Kelsey Wonderlin, a licensed therapist and a dating coach who offers special courses on how best to use digital communication in a relationship, tells us she’s seeing a clear uptick in voice notes in digital communication in general.
“People tend to like voice notes because it's faster to talk than it is to type,” says Kelsey, “and they offer the flexibility of responding at your convenience like a text. But they also offer some of the benefits of a phone call, like conveying tone and the intimacy and warmth of hearing someone's voice.”
She says it’s likely why you can put a voice note in your dating profile on some dating apps like Hinge now — which also might be one reason why T-Mobile has seen that app in particular grow in popularity with its customers over the past year, especially women: According to the company’s T-Ad’s team, Hinge has taken market share away from other popular dating apps, with 39% of its users being women compared to others that can be over 80% male. Also, T-Mobile customers that frequent dating apps are typically more social and outgoing and given their leisure activities, may rely on voice dictation and voice notes to effectively communicate with dating prospects.
Kelsey says in the early stages of dating her clients tend to text more, with voice notes the norm in friendships and relationships where a connection is already established. She says this is for good reason.

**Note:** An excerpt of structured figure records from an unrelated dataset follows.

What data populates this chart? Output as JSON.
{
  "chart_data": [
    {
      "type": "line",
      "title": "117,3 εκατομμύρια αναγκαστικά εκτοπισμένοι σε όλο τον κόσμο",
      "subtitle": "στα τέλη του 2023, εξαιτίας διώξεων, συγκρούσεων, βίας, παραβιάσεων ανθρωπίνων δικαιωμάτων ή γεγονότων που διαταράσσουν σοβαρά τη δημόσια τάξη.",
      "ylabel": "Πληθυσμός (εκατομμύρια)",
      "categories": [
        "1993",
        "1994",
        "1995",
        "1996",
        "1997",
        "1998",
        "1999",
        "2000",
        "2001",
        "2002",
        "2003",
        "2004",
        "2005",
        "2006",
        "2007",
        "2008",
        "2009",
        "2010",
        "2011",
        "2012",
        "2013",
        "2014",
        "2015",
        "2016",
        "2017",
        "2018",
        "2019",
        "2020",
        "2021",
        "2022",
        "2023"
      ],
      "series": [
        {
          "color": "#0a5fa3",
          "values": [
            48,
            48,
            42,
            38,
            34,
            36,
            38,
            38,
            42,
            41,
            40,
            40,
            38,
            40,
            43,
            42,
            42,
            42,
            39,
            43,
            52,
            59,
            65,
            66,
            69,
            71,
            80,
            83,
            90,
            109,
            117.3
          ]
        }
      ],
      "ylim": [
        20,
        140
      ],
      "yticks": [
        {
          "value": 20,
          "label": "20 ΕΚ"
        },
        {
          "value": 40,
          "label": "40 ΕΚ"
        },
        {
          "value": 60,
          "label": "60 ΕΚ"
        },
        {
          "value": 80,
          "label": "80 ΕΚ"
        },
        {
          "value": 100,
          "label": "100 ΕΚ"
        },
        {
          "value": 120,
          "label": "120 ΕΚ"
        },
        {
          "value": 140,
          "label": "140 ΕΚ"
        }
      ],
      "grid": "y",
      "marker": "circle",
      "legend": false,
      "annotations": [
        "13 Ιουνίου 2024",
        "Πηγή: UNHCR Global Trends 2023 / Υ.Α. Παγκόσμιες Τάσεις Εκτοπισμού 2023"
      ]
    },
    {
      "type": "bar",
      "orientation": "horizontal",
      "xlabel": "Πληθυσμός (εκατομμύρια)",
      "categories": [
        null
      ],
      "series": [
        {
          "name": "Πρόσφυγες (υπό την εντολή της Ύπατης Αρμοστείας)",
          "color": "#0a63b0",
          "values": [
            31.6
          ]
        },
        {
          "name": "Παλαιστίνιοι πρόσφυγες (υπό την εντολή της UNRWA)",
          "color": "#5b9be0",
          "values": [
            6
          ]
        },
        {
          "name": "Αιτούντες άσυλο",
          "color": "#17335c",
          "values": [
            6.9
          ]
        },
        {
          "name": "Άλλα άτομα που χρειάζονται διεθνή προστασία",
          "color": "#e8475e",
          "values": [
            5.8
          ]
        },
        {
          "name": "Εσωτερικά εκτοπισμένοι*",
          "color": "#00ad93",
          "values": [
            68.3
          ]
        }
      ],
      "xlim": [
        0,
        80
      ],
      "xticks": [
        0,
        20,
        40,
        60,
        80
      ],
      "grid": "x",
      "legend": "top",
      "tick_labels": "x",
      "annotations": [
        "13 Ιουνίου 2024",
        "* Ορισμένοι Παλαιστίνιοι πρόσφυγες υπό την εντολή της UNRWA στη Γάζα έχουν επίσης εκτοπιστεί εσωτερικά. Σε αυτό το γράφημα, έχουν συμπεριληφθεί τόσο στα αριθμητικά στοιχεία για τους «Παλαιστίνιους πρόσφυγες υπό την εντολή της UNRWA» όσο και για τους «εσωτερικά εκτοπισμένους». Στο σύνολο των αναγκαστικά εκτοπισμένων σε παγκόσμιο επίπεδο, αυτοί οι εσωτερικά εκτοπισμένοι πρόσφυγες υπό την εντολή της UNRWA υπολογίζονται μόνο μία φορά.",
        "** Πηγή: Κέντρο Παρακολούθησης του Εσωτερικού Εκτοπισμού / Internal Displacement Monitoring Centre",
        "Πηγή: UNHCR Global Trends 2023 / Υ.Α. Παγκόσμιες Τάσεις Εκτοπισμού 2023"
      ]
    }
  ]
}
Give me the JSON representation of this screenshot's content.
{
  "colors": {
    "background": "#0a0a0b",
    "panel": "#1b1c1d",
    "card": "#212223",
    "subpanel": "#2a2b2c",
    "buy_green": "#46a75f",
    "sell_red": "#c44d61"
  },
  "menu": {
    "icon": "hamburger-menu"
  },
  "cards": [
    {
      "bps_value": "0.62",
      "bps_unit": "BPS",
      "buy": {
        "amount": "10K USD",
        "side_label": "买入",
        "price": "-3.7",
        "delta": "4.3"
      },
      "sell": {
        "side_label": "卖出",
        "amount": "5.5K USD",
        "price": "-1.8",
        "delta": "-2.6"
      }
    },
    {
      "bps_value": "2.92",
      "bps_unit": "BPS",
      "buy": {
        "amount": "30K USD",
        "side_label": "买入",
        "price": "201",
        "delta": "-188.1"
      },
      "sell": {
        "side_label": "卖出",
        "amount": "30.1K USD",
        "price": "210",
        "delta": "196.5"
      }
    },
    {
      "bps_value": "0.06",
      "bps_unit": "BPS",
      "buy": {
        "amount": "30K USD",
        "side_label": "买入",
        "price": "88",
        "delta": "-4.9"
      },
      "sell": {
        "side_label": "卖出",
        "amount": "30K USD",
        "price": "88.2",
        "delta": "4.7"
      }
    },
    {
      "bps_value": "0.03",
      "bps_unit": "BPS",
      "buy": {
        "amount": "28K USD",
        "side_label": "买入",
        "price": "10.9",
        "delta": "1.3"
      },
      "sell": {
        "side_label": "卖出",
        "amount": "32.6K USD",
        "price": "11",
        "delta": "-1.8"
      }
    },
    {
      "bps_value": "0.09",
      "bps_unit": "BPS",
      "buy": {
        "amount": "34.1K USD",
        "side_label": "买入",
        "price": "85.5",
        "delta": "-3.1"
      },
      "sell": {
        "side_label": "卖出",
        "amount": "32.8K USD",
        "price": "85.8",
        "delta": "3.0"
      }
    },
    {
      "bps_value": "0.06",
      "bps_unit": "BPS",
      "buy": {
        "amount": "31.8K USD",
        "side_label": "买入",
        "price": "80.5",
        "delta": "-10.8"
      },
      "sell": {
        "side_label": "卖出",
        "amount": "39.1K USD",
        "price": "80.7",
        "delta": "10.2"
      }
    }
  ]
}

“A lot of people feel more nervous with an on the spot recording a voice note as opposed to typing a text,” she says. “This might mean collecting your thoughts first to avoid rambling and try to be expressive of the tone that you want to convey. Nobody likes to receive an eight-minute voice note. My best tips for creating voice notes are keep it short, one to two minutes works really well. In the dating world, I do not recommend cold voice noting someone if you've never spoken before, but it's okay to move to a voice note after a bit of texting back and forth. And my biggest tip always is to communicate first and ask their preferences!”
Happy Voice Note, we mean, Valentine’s Day!